Uno degli argomenti più usati da chi ha un atteggiamento critico nei confronti delle auto elettriche riguarda lo smaltimento delle batterie (le più utilizzate commercialmente sono quelle agli ioni di litio). Che fine faranno milioni di accumulatori esausti nel mondo? Per quanto sia bene ricordare che il riciclo delle batterie permette il recupero di una parte delle preziose materie prime di cui sono composte e che le tecnologie in questo campo stanno facendo notevoli passi in avanti, la questione non è di poco conto.

Ne è consapevole il team di Remodule, il progetto – formalmente non è ancora una start up – nato nel 2019 nell'ambito del percorso di formazione dell'Università di Modena e Reggio Emilia chiamato TACC, sigla che sta per Training for Automotive Companies Creation, per lo sviluppo di idee nel campo automotive. Parliamo di un team composto interamente da giovani (l'età media si aggira intorno a 25-26 anni), che si sono laureati in ingegneria e in economia. L'obiettivo che si sono posti è stato quello di trovare un modo per recuperare le celle ancora utilizzabili dei pacchi batteria dismessi delle auto elettriche e reimpiegarle in applicazioni di accumulo stazionario.

Remodule ha già ottenuto importanti riconoscimenti, tra cui il Premio Repower per l’Innovazione 2020, ed è stato tra gli ospiti degli Emoving Days, l'evento sulla mobilità sostenibile tenutosi lo scorso weekend a Milano. Ma di che cosa si tratta esattamente? "La nostra idea parte da un problema: il costo elevato delle celle agli ioni di litio per l'accumulo stazionario", ci spiega Michele Franceschetti, ceo di Remodule. "Per accumulo stazionario intendiamo una importante fetta del mercato delle batterie. Non quelle montate su strutture in movimento (vedi il caso dei veicoli a trazione elettrica), ma quelle fisse. Ci riferiamo, per esempio, agli accumulatori presenti negli impianti fotovoltaici, oppure ai gruppi di continuità per gli ospedali o per quelle industrie che non possono permettersi black-out, o ancora alle colonnine di ricarica per i veicoli elettrici".
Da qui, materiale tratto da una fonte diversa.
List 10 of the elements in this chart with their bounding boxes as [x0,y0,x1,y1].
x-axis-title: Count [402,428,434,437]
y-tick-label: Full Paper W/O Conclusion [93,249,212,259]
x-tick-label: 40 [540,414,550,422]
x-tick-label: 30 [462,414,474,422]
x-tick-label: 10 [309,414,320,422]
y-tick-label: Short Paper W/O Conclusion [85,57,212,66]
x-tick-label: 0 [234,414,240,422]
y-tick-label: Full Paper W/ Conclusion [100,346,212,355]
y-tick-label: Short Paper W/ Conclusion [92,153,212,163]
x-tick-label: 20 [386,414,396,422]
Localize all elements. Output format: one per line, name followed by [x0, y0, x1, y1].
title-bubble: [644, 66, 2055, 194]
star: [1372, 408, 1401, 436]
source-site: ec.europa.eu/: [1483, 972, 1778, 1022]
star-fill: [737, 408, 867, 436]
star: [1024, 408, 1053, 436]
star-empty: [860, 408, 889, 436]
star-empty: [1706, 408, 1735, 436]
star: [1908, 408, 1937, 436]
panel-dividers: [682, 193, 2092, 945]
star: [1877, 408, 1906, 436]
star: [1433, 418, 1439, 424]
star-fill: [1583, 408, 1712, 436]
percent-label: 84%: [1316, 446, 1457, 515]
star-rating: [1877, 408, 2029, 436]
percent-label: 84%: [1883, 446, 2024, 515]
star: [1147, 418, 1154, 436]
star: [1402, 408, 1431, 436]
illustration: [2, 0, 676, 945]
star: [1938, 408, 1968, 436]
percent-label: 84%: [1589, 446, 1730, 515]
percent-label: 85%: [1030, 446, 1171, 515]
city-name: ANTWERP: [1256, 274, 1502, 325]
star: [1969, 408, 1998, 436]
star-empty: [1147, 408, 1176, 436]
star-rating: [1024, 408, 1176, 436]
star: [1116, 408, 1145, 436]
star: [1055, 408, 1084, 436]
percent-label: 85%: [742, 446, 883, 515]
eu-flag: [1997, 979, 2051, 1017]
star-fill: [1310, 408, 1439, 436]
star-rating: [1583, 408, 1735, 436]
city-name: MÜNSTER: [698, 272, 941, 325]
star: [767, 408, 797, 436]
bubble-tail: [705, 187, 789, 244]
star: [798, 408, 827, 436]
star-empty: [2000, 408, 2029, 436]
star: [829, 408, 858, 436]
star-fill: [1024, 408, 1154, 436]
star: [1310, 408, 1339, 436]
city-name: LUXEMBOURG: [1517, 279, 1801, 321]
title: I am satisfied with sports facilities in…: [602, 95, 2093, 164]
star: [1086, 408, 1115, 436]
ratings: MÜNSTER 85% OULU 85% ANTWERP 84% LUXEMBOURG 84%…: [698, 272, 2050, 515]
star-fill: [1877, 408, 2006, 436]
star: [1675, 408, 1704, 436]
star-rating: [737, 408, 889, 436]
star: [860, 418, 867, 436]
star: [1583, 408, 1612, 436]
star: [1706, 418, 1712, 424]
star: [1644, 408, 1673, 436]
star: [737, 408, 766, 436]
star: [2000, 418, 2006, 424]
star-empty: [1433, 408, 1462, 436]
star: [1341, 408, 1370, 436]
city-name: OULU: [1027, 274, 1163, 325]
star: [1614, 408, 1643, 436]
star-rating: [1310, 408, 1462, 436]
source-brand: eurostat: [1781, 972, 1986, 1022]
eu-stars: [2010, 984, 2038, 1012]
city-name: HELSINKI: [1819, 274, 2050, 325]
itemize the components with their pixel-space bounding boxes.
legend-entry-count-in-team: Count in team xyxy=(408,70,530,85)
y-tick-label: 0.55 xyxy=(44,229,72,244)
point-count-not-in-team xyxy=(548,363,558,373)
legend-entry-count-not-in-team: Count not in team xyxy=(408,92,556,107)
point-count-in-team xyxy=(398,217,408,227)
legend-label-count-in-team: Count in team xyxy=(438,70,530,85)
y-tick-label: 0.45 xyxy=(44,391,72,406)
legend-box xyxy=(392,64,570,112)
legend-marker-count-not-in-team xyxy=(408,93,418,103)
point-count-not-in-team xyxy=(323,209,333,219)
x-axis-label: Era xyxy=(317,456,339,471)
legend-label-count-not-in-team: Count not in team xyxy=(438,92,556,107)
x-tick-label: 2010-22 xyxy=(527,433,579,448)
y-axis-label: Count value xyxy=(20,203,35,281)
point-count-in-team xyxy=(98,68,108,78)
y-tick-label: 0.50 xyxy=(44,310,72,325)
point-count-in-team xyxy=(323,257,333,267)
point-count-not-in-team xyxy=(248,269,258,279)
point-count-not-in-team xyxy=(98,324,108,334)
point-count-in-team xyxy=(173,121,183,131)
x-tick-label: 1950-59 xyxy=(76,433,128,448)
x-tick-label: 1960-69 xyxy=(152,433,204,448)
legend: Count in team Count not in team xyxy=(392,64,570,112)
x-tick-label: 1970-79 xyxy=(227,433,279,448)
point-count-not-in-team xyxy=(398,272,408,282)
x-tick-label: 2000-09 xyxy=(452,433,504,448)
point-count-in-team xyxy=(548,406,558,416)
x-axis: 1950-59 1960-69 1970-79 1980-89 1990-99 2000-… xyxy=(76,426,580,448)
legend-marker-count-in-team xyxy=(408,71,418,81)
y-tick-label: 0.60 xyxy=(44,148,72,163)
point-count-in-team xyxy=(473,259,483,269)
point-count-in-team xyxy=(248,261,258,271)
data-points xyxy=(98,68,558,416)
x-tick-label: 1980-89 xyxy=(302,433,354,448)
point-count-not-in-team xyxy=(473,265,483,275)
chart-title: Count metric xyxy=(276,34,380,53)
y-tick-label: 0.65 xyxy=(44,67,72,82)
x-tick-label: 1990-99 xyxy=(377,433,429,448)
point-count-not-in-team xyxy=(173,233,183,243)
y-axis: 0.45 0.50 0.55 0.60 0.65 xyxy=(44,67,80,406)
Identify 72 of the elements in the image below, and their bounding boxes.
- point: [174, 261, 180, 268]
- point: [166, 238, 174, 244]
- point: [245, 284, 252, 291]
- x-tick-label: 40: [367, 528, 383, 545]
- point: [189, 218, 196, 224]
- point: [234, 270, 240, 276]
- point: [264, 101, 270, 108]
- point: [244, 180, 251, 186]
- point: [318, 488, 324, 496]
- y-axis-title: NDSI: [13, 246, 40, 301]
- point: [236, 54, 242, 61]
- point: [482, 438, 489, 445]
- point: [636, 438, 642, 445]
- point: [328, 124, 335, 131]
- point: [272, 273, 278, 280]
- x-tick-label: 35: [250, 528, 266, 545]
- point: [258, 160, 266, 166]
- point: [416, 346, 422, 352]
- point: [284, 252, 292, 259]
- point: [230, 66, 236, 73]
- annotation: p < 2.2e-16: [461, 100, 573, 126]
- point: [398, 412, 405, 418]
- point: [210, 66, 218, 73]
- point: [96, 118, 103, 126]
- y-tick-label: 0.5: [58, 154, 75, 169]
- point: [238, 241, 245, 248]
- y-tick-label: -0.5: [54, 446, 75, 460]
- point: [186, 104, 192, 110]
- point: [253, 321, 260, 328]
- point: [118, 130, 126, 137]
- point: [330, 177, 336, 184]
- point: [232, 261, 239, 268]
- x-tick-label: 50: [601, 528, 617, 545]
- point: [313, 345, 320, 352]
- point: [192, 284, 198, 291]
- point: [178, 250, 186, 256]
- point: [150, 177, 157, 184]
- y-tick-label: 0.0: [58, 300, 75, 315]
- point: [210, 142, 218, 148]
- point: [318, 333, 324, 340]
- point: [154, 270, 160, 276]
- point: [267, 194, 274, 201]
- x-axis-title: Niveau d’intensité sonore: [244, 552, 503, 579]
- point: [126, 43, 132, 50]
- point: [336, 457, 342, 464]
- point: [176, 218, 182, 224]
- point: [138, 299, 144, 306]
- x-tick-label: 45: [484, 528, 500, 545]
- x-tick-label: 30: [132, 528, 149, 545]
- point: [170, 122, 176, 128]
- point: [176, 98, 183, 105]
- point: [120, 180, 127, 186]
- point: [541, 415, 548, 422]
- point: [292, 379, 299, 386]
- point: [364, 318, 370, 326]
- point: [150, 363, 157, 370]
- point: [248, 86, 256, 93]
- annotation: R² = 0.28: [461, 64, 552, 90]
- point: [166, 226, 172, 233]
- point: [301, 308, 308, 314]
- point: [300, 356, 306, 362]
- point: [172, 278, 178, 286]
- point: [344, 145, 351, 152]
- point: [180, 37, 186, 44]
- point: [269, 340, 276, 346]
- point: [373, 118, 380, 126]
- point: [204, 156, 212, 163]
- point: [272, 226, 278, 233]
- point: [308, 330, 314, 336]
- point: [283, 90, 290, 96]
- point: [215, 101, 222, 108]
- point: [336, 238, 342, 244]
Da sinistra verso destra: Lorenzo Tapini, Marco Mostarda, Michele Franceschetti

Ecco allora che i ragazzi di Remodule hanno pensato di studiare una soluzione a questo problema, cercando al contempo di limitarne un altro: quello dello smaltimento dei pacchi batteria dei veicoli ibridi ed elettrici, che abbiamo menzionato nell'introduzione. "Quando le batterie delle automobili raggiungono uno stato di degradazione tale da non permettere più di garantire il range di chilometraggio necessario, vengono avviate allo smaltimento", prosegue Michele. "Questo è un grande spreco, perché solitamente – e ce lo hanno confermato le case automobilistiche con cui abbiamo parlato – la capacità residua è ancora molto alta, intorno all'80%".

Sono quindi delle batterie con un elevato livello tecnologico, ancora in grado di accumulare e scaricare energia elettrica. Buttarle è svantaggioso sia dal punto di vista economico sia dal punto di vista ambientale. "Noi puntiamo a recuperare le celle, cioè la componente chiave di queste batterie, e a testarle e certificarle per il riutilizzo in settori, come quello dell'accumulo stazionario, in cui sono richieste performance inferiori rispetto al settore automotive".

Sviluppata l'idea, adesso si guarda già al futuro. "Stiamo cercando di avviare un progetto pilota in cui andiamo appunto a testare e certificare le celle recuperate per reimpiegarle in un accumulatore di piccola taglia. Questo è il primo passo. Poi vorremmo provare a industrializzare una linea di testing entro un anno e mezzo o due", aggiunge Michele. Insomma, quello di Remodule è un interessante esempio di economia circolare: un processo che permette di risparmiare denaro e di avere un occhio di riguardo alla sostenibilità ambientale, trasformando quello che viene considerato uno scarto in una risorsa da poter sfruttare.